三章 始
ユキトと別れた俺は、村人からもらった地図を頼りにティオとの合流地点に向かう。
強化魔法を使用し脚力を底上げしても目的地まで3日はかかりそうだ。
国境付近には小さな村がごくたまに存在するだけで、残りはすべて草原や山、谷、森だ。
夜は野宿に確定だなこりゃ。
村を出て2日目の夜。
大きな木の上に、これまた大きな葉を用いて簡易的な寝床を作る。
外套にくるまり、満月になりきれていない不完全な円の月を眺める。
あったかいよ、カメリア、リリー、ローリエさん。おかげで寒さをしのげるよ。
感傷的になっていたところに、珍しくリーサが声をかけてきた。
『ソーマ、大丈夫?』
「うお、リーサか。久しぶりだな。大丈夫って何がだよ? 俺は別に何とも」
『大丈、夫?』
「…ははっ、そんなに大丈夫そうに見えないか」
『ええ。ひどい顔、してるもの。それでも昨日よりかは幾分マシだけれど。知ってる? 夜中うなされてること。それも長い時間』
「夢、見たから。最初はみんな笑顔なんだ。でも、カイルの高笑いが聞こえた瞬間、苦しそうな表情をして1人、また1人と死んでいく。気付けばその場にいるのは俺だけになっていた。そんな夢だ」
いつもは夢などすぐに忘れてしまうが、この夢は丸1日たった今も鮮明に覚えている。
『…そう。ねえソーマ、私が以前した話、覚えてる?』
「もちろんだ」
忘れられるはずもない。身分違いの危険な、けれど幸せに満ちた話。前回は大事な部分を聞きそびれてしまった。

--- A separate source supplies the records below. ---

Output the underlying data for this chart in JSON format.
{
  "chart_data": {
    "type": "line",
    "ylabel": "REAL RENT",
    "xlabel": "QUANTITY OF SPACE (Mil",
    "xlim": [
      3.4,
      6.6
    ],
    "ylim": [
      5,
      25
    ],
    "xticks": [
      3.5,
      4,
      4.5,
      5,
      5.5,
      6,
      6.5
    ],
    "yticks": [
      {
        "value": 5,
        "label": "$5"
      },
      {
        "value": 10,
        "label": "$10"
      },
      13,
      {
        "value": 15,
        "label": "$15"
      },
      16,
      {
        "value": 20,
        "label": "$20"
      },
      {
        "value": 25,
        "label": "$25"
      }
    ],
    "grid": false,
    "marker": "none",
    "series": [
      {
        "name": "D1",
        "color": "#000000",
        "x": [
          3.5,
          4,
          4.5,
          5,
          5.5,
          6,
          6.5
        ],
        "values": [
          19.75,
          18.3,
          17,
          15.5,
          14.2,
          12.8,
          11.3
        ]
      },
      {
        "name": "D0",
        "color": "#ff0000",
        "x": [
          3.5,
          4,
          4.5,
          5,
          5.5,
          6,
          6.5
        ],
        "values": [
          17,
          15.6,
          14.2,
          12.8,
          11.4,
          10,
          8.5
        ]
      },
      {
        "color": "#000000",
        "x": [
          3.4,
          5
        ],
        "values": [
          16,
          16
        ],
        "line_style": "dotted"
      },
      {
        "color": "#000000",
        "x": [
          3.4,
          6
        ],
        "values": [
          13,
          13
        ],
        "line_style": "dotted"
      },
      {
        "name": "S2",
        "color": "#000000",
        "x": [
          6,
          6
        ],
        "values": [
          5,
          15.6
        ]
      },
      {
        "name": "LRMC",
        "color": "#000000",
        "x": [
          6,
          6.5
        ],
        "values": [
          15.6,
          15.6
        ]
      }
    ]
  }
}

そうして今その話をするのかわからないが、まあいつもの気まぐれだろう。
『じゃあ続きを聞かせてあげる。そんなに身構えなくていいわよ。ただの昔話だから』
身構えるに決まってんだろ。だって、おそらく話の続きはリーサの死に際に関することだから。
俺は無言で先を促す。
『えーと、確か私とあの人が超絶ラブラブだったってとこまで話したっけ』
相変わらずのおふざけ口調である。
『それでね、あの人の誕生日の前の日にいち早くプレゼントを渡そうといつもの場所で待ってたの。ほら、この剣があった場所』
くっきりと覚えている。森の中にポツンと存在していた、聖域みたいな場所。ギルとはじめて会った場所でもある。

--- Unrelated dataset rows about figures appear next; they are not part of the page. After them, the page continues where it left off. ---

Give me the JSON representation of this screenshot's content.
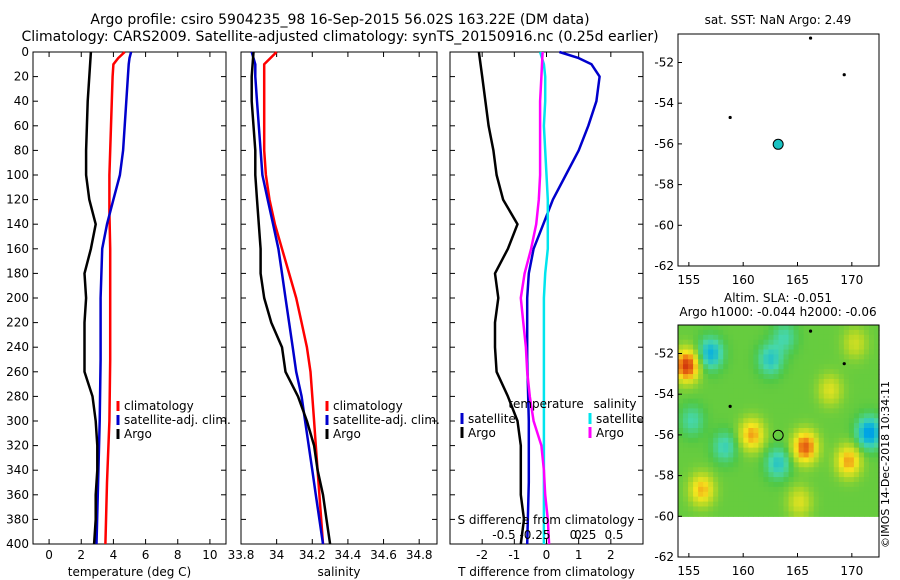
{
  "title": {
    "line1": "Argo profile: csiro 5904235_98 16-Sep-2015 56.02S 163.22E (DM data)",
    "line2": "Climatology: CARS2009. Satellite-adjusted climatology: synTS_20150916.nc (0.25d earlier)"
  },
  "colors": {
    "climatology": "#ff0000",
    "satellite": "#0000cc",
    "argo": "#000000",
    "sat_salinity": "#00e5ee",
    "argo_salinity": "#ff00ff"
  },
  "chart_data": [
    {
      "type": "line",
      "id": "temperature",
      "xlabel": "temperature (deg C)",
      "ylabel": "",
      "xlim": [
        -1,
        11
      ],
      "ylim": [
        400,
        0
      ],
      "xticks": [
        "0",
        "2",
        "4",
        "6",
        "8",
        "10"
      ],
      "yticks": [
        "0",
        "20",
        "40",
        "60",
        "80",
        "100",
        "120",
        "140",
        "160",
        "180",
        "200",
        "220",
        "240",
        "260",
        "280",
        "300",
        "320",
        "340",
        "360",
        "380",
        "400"
      ],
      "legend": [
        "climatology",
        "satellite-adj. clim.",
        "Argo"
      ],
      "series": [
        {
          "name": "climatology",
          "depth": [
            0,
            5,
            10,
            20,
            40,
            60,
            80,
            100,
            130,
            160,
            200,
            250,
            300,
            350,
            400
          ],
          "values": [
            4.7,
            4.3,
            4.0,
            3.95,
            3.9,
            3.85,
            3.8,
            3.75,
            3.75,
            3.8,
            3.8,
            3.8,
            3.75,
            3.6,
            3.5
          ]
        },
        {
          "name": "satellite-adj. clim.",
          "depth": [
            0,
            5,
            10,
            20,
            40,
            60,
            80,
            100,
            120,
            140,
            160,
            200,
            250,
            300,
            350,
            400
          ],
          "values": [
            5.1,
            5.0,
            4.95,
            4.9,
            4.8,
            4.7,
            4.6,
            4.4,
            4.0,
            3.6,
            3.3,
            3.2,
            3.2,
            3.15,
            3.05,
            2.95
          ]
        },
        {
          "name": "Argo",
          "depth": [
            0,
            20,
            40,
            60,
            80,
            100,
            120,
            140,
            160,
            180,
            200,
            220,
            240,
            260,
            280,
            300,
            320,
            340,
            360,
            380,
            400
          ],
          "values": [
            2.6,
            2.5,
            2.4,
            2.35,
            2.3,
            2.3,
            2.5,
            2.9,
            2.6,
            2.2,
            2.3,
            2.2,
            2.2,
            2.2,
            2.7,
            2.9,
            3.0,
            3.0,
            2.9,
            2.9,
            2.8
          ]
        }
      ]
    },
    {
      "type": "line",
      "id": "salinity",
      "xlabel": "salinity",
      "ylabel": "",
      "xlim": [
        33.8,
        34.9
      ],
      "ylim": [
        400,
        0
      ],
      "xticks": [
        "33.8",
        "34",
        "34.2",
        "34.4",
        "34.6",
        "34.8"
      ],
      "legend": [
        "climatology",
        "satellite-adj. clim.",
        "Argo"
      ],
      "series": [
        {
          "name": "climatology",
          "depth": [
            0,
            10,
            20,
            40,
            60,
            80,
            100,
            120,
            140,
            160,
            180,
            200,
            220,
            240,
            260,
            280,
            300,
            320,
            340,
            360,
            380,
            400
          ],
          "values": [
            34.0,
            33.93,
            33.93,
            33.93,
            33.93,
            33.93,
            33.94,
            33.96,
            33.99,
            34.03,
            34.07,
            34.11,
            34.14,
            34.17,
            34.19,
            34.2,
            34.21,
            34.22,
            34.23,
            34.24,
            34.25,
            34.26
          ]
        },
        {
          "name": "satellite-adj. clim.",
          "depth": [
            0,
            10,
            20,
            40,
            60,
            80,
            100,
            120,
            140,
            160,
            180,
            200,
            220,
            240,
            260,
            280,
            300,
            320,
            340,
            360,
            380,
            400
          ],
          "values": [
            33.86,
            33.88,
            33.88,
            33.89,
            33.9,
            33.91,
            33.92,
            33.95,
            33.98,
            34.01,
            34.03,
            34.05,
            34.07,
            34.09,
            34.11,
            34.14,
            34.16,
            34.18,
            34.2,
            34.22,
            34.24,
            34.26
          ]
        },
        {
          "name": "Argo",
          "depth": [
            0,
            20,
            40,
            60,
            80,
            100,
            120,
            140,
            160,
            180,
            200,
            220,
            240,
            260,
            280,
            300,
            320,
            340,
            360,
            380,
            400
          ],
          "values": [
            33.87,
            33.86,
            33.86,
            33.87,
            33.88,
            33.88,
            33.89,
            33.9,
            33.91,
            33.91,
            33.93,
            33.97,
            34.03,
            34.05,
            34.12,
            34.17,
            34.21,
            34.23,
            34.26,
            34.28,
            34.3
          ]
        }
      ]
    },
    {
      "type": "line",
      "id": "difference",
      "xlabel": "T difference from climatology",
      "top_label": "S difference from climatology",
      "xlim": [
        -3,
        3
      ],
      "ylim": [
        400,
        0
      ],
      "xticks": [
        "-2",
        "-1",
        "0",
        "1",
        "2"
      ],
      "top_ticks": [
        "-0.5",
        "-0.25",
        "0",
        "0.25",
        "0.5"
      ],
      "legend_temperature_title": "temperature",
      "legend_salinity_title": "salinity",
      "legend": [
        "satellite",
        "Argo",
        "satellite",
        "Argo"
      ],
      "series": [
        {
          "name": "temperature satellite",
          "depth": [
            0,
            5,
            10,
            20,
            40,
            60,
            80,
            100,
            120,
            140,
            160,
            180,
            200,
            250,
            300,
            350,
            400
          ],
          "values": [
            0.4,
            1.0,
            1.4,
            1.65,
            1.55,
            1.3,
            1.0,
            0.6,
            0.2,
            -0.1,
            -0.4,
            -0.55,
            -0.6,
            -0.6,
            -0.55,
            -0.55,
            -0.6
          ]
        },
        {
          "name": "temperature Argo",
          "depth": [
            0,
            20,
            40,
            60,
            80,
            100,
            120,
            140,
            160,
            180,
            200,
            220,
            240,
            260,
            280,
            300,
            320,
            340,
            360,
            380,
            400
          ],
          "values": [
            -2.1,
            -2.0,
            -1.9,
            -1.8,
            -1.65,
            -1.55,
            -1.35,
            -0.9,
            -1.2,
            -1.6,
            -1.5,
            -1.6,
            -1.6,
            -1.55,
            -1.2,
            -0.9,
            -0.8,
            -0.8,
            -0.8,
            -0.7,
            -0.8
          ]
        },
        {
          "name": "salinity satellite",
          "depth": [
            0,
            10,
            20,
            40,
            60,
            80,
            100,
            120,
            140,
            160,
            180,
            200,
            250,
            300,
            350,
            400
          ],
          "values": [
            -0.05,
            -0.02,
            -0.01,
            -0.01,
            -0.02,
            -0.01,
            0.0,
            0.01,
            0.01,
            0.01,
            -0.01,
            -0.02,
            -0.02,
            -0.02,
            -0.02,
            -0.02
          ]
        },
        {
          "name": "salinity Argo",
          "depth": [
            0,
            20,
            40,
            60,
            80,
            100,
            120,
            140,
            160,
            180,
            200,
            220,
            240,
            260,
            280,
            300,
            320,
            340,
            360,
            380,
            400
          ],
          "values": [
            -0.03,
            -0.04,
            -0.05,
            -0.05,
            -0.05,
            -0.05,
            -0.06,
            -0.08,
            -0.12,
            -0.17,
            -0.2,
            -0.18,
            -0.16,
            -0.15,
            -0.13,
            -0.1,
            -0.04,
            -0.02,
            -0.01,
            0.01,
            0.02
          ]
        }
      ]
    },
    {
      "type": "scatter",
      "id": "sst_map",
      "title": "sat. SST: NaN Argo: 2.49",
      "xlim": [
        154,
        172.5
      ],
      "ylim": [
        -62,
        -50.6
      ],
      "xticks": [
        "155",
        "160",
        "165",
        "170"
      ],
      "yticks": [
        "-52",
        "-54",
        "-56",
        "-58",
        "-60",
        "-62"
      ],
      "profile_location": {
        "lon": 163.22,
        "lat": -56.02
      },
      "other_profiles": [
        {
          "lon": 166.2,
          "lat": -50.8
        },
        {
          "lon": 169.3,
          "lat": -52.6
        },
        {
          "lon": 158.8,
          "lat": -54.7
        }
      ]
    },
    {
      "type": "heatmap",
      "id": "sla_map",
      "title_line1": "Altim. SLA: -0.051",
      "title_line2": "Argo h1000: -0.044 h2000: -0.06",
      "xlim": [
        154,
        172.5
      ],
      "ylim": [
        -62,
        -50.6
      ],
      "xticks": [
        "155",
        "160",
        "165",
        "170"
      ],
      "yticks": [
        "-52",
        "-54",
        "-56",
        "-58",
        "-60",
        "-62"
      ],
      "profile_location": {
        "lon": 163.22,
        "lat": -56.02
      },
      "other_profiles": [
        {
          "lon": 166.2,
          "lat": -50.9
        },
        {
          "lon": 169.3,
          "lat": -52.5
        },
        {
          "lon": 158.8,
          "lat": -54.6
        }
      ],
      "blobs": [
        {
          "lon": 154.8,
          "lat": -52.6,
          "v": 0.35
        },
        {
          "lon": 157.0,
          "lat": -52.0,
          "v": -0.2
        },
        {
          "lon": 162.5,
          "lat": -52.3,
          "v": -0.15
        },
        {
          "lon": 163.8,
          "lat": -51.2,
          "v": -0.1
        },
        {
          "lon": 160.8,
          "lat": -56.0,
          "v": 0.22
        },
        {
          "lon": 165.7,
          "lat": -56.6,
          "v": 0.3
        },
        {
          "lon": 163.2,
          "lat": -57.4,
          "v": -0.15
        },
        {
          "lon": 169.7,
          "lat": -57.3,
          "v": 0.22
        },
        {
          "lon": 171.6,
          "lat": -55.9,
          "v": -0.25
        },
        {
          "lon": 156.2,
          "lat": -58.7,
          "v": 0.2
        },
        {
          "lon": 158.3,
          "lat": -56.6,
          "v": -0.12
        },
        {
          "lon": 168.0,
          "lat": -53.8,
          "v": 0.12
        },
        {
          "lon": 155.3,
          "lat": -55.3,
          "v": -0.1
        },
        {
          "lon": 165.2,
          "lat": -59.3,
          "v": 0.12
        },
        {
          "lon": 170.3,
          "lat": -51.5,
          "v": 0.1
        }
      ]
    }
  ],
  "stamp": "©IMOS 14-Dec-2018 10:34:11"
}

『でね、あの人が来る前に暗殺者みたいな人に殺されちゃった』
言葉はあっさりとしているが、声に抑揚がなくなっている。
暗殺者…2人の仲を快く思わなかった貴族の差し金だろうか。
身分制なんてものがあるから生まれた悲劇。
愛する者同士がその出自ゆえ結ばれない。こっちの世界では珍しくもないことなのかもしれないが、殺されるなんて…やりすぎだと思うのは俺だけなのか。
『なんで今こんな話をしたかっていうとね。うーん、上手く伝えられるか分からないけれど…あなたは生きている。生きていれば故人を想うことができる。故人のために何かできないかと考えることができる』
故人を想うことができるのは生者だけ。そんな当たり前なことに気付かされた。死んでしまったら、何もできなくなる。
「ありがとう、話してくれて。俺、何があっても生きるよ。死んでいったみんなのためにも。カメリアとの約束を守るためにも」
『考えすぎ、背負いすぎも良くないけどね。死者に縛られすぎても疲れるだけだし、あっちも報われない。たまに思い出してあげるのが一番の供養なのかもしれないわね』
「リーサはすごいな。普段は頭カラッポみたいなしゃべり方をしてるのに考えてることはしっかりしててハッとさせられる」
『褒められてるのかバカにされてるのかいまいちわからないわね…あ、大事なこと言うの忘れてた。2つくらい』
「2つ?」
『うん。1つは、私を殺したやつの服装と首元にあったマークが、音波ちゃんのと同じものだったこと』
なんだって? じゃあ貴族の依頼を受けて暗殺を請け負った人間と同じ組織に音波は所属している…? そんな、そんなことって。それじゃあ音波はその暗殺者と同じようなことをしているかもしれないってことじゃないか。
今すぐ音波に話を聞きたい衝動にかられるが、どこにいるのか検討もつかない。
思いもよらない情報に愕然としていた俺に、リーサがさらなる衝撃を与える。
『2つ目はね、私が愛したあの人の名前。まだ言ってなかったわよね。…アレク。アレク・マテリアっていう名前なの』
「え…?」
ちょっと待て。ということは、リーサの恋人だった人が、ティオの探しているお兄さんだってこと?
『あの人は、今でも私に縛られたままなのかしらね……』
混乱を極めた俺の頭に、リーサが最後に発した言葉は届かなかった。